Software has become as crucial to the enterprise of microscopy as confocal and electron microscopes. This is demanded by the advanced quantitation required in modern biology and by the shear quantity of data acquired. Much of the ImageJ software we develop is publicly available at research.stowers.org/imagejplugins. Please follow the instructions there to follow our Stowers Fiji update site. Published source code is available on our individual GitHub sites. Here are the links to those sites:
Jay Unruh: https://github.com/jayunruh
Sean McKinney: https://github.com/jouyun
Chris Wood: https://github.com/cwood1967
Richard Alexander: https://github.com/richard-alexander
Sarah Smith: https://github.com/sarah-ellen-smith
Below I will describe our high level software initiatives.
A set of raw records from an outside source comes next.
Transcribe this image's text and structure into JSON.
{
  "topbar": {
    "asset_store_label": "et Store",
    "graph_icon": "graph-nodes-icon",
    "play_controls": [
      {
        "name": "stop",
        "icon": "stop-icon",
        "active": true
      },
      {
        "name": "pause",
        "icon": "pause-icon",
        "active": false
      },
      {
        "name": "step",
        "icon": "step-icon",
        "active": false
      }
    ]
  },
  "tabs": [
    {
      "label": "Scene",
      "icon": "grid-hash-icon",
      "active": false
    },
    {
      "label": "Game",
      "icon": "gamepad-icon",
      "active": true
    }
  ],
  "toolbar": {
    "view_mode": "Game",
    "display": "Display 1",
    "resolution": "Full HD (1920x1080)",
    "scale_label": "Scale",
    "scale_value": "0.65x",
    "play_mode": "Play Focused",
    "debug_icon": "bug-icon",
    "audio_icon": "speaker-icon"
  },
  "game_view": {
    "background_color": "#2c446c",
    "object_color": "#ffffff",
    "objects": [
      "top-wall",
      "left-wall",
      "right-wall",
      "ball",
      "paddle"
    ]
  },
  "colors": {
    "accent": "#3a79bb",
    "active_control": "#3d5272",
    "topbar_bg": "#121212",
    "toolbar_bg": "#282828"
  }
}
Deep learning has rapidly taken over the world of automated image processing. Stowers has invested significantly in the hardware and training sets required for such activities. We are pursuing applications in electron microscopy segmentation, brightfield and fluorescence microscopy segmentation, and high content cell classification.
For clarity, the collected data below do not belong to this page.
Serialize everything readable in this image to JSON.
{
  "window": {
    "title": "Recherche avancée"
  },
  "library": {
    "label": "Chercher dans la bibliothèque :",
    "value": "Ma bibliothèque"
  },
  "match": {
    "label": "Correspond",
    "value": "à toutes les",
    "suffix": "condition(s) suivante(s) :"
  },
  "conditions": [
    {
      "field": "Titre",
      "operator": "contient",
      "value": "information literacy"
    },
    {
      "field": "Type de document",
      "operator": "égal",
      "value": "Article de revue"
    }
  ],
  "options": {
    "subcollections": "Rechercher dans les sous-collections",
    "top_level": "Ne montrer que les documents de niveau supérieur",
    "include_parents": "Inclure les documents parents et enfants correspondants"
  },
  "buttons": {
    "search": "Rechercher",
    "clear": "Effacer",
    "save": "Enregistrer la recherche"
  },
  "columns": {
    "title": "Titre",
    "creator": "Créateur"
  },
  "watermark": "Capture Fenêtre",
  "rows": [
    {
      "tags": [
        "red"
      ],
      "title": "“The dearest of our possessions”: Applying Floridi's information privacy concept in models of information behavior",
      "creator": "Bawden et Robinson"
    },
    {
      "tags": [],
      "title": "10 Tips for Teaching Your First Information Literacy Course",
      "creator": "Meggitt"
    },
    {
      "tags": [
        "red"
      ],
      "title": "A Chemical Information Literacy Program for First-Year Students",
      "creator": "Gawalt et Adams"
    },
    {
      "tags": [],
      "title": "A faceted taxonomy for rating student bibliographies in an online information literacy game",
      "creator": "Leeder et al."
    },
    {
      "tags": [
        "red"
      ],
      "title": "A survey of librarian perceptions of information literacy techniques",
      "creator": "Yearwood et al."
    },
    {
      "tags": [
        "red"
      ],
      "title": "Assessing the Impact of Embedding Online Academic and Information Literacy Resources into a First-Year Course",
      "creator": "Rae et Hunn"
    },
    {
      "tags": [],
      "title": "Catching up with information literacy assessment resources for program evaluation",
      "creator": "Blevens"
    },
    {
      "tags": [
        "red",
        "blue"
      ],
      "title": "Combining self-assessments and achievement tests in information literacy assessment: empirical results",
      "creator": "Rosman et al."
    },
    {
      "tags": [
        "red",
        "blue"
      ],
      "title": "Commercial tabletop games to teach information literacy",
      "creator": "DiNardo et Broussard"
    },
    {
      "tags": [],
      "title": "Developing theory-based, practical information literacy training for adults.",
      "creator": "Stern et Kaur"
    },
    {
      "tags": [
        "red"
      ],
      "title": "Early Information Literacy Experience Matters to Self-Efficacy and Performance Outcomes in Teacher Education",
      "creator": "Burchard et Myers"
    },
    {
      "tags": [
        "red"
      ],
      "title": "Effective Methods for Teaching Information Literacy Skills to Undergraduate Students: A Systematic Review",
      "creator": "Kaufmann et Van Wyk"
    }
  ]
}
The trend in microscopy is towards automated acquisition and quantitative high resolution analysis. The combination of these factors requires custom automated pipelines for analysis. Upon publication, we make the source code available on our github sites (see above).
Along with automated analysis, microscopes are continually becoming more automated. We are using microscope vendor-specific scripting capabilities to automate acquisition where possible.